EUR/USD
The EUR/USD pair rallied during the day on Wednesday, as we continue to see a lot of noise in this market. The 1.08 level above is resistive, so this of course could cause some issues. I think we break above there, the next serious area of resistance of the 1.0850 level above, so I think that it is only a matter time before the sellers get involved. An exhaustive candle above should be a nice selling opportunity as it would continue the longer-term downtrend. A breakdown would continue to favor the US dollar obviously, so that makes sense as the ECB is likely to increase its quantitative easing while the Federal Reserve continues to look likely to raise interest rates several times.
GBP/USD
The British pound fell on Wednesday, as we are starting to see a significant amount of “pushback” at the 50% Fibonacci retracement level. I also recognize that the 1.25 level below is very important, and of course we have the previous uptrend line that could come into play as well.
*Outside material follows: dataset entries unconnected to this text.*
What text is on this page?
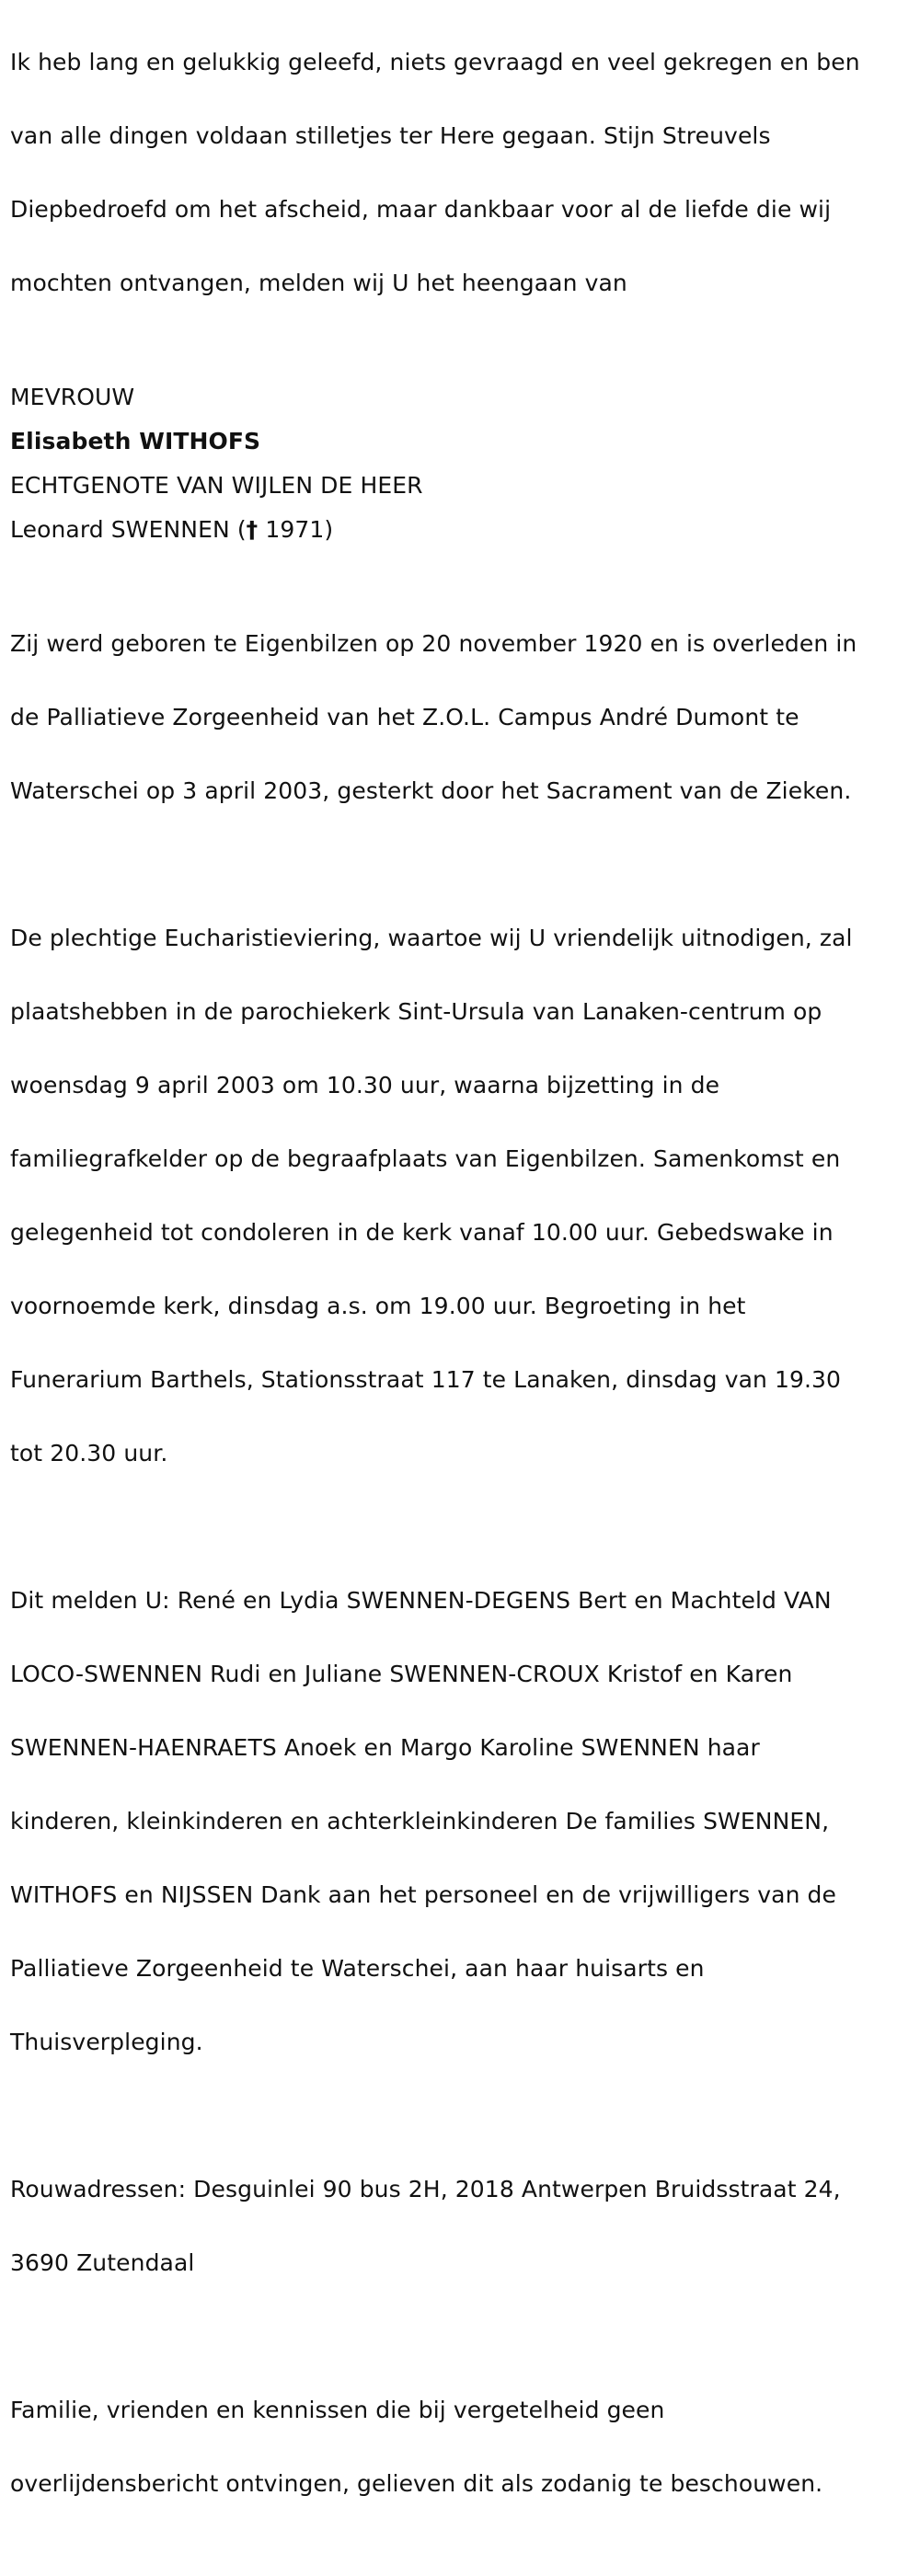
Ik heb lang en gelukkig geleefd, niets gevraagd en veel gekregen en ben

van alle dingen voldaan stilletjes ter Here gegaan. Stijn Streuvels

Diepbedroefd om het afscheid, maar dankbaar voor al de liefde die wij

mochten ontvangen, melden wij U het heengaan van

MEVROUW
Elisabeth WITHOFS
ECHTGENOTE VAN WIJLEN DE HEER
Leonard SWENNEN († 1971)

Zij werd geboren te Eigenbilzen op 20 november 1920 en is overleden in

de Palliatieve Zorgeenheid van het Z.O.L. Campus André Dumont te

Waterschei op 3 april 2003, gesterkt door het Sacrament van de Zieken.

De plechtige Eucharistieviering, waartoe wij U vriendelijk uitnodigen, zal

plaatshebben in de parochiekerk Sint-Ursula van Lanaken-centrum op

woensdag 9 april 2003 om 10.30 uur, waarna bijzetting in de

familiegrafkelder op de begraafplaats van Eigenbilzen. Samenkomst en

gelegenheid tot condoleren in de kerk vanaf 10.00 uur. Gebedswake in

voornoemde kerk, dinsdag a.s. om 19.00 uur. Begroeting in het

Funerarium Barthels, Stationsstraat 117 te Lanaken, dinsdag van 19.30

tot 20.30 uur.

Dit melden U: René en Lydia SWENNEN-DEGENS Bert en Machteld VAN

LOCO-SWENNEN Rudi en Juliane SWENNEN-CROUX Kristof en Karen

SWENNEN-HAENRAETS Anoek en Margo Karoline SWENNEN haar

kinderen, kleinkinderen en achterkleinkinderen De families SWENNEN,

WITHOFS en NIJSSEN Dank aan het personeel en de vrijwilligers van de

Palliatieve Zorgeenheid te Waterschei, aan haar huisarts en

Thuisverpleging.

Rouwadressen: Desguinlei 90 bus 2H, 2018 Antwerpen Bruidsstraat 24,

3690 Zutendaal

Familie, vrienden en kennissen die bij vergetelheid geen

overlijdensbericht ontvingen, gelieven dit als zodanig te beschouwen.
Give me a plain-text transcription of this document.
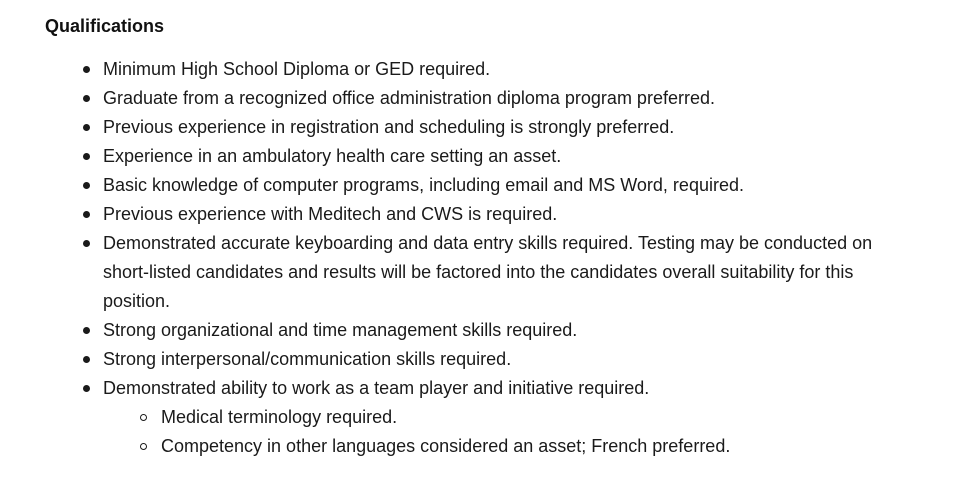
Qualifications
Minimum High School Diploma or GED required.
Graduate from a recognized office administration diploma program preferred.
Previous experience in registration and scheduling is strongly preferred.
Experience in an ambulatory health care setting an asset.
Basic knowledge of computer programs, including email and MS Word, required.
Previous experience with Meditech and CWS is required.
Demonstrated accurate keyboarding and data entry skills required. Testing may be conducted on short-listed candidates and results will be factored into the candidates overall suitability for this position.
Strong organizational and time management skills required.
Strong interpersonal/communication skills required.
Demonstrated ability to work as a team player and initiative required.
Medical terminology required.
Competency in other languages considered an asset; French preferred.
So, what I think is that we need to go back and forth from time to time, but eventually we will get sellers that interest this market as the longer-term downtrend has been so ensconced. A break down below the 1.25 level since this market much lower, and I think it happens given enough time. Even if we rally from here I recognize of the 1.2850 level above is massively resistive as it was previously so supportive. In fact, I feel that’s the “ceiling” in this market. Because of this, I am only looking for selling opportunities, and as a result I think that either exhaustion or further bearish pressure is well need to see in order to continue to buy the US dollar. After all, the US dollar has been the strongest currency in the world.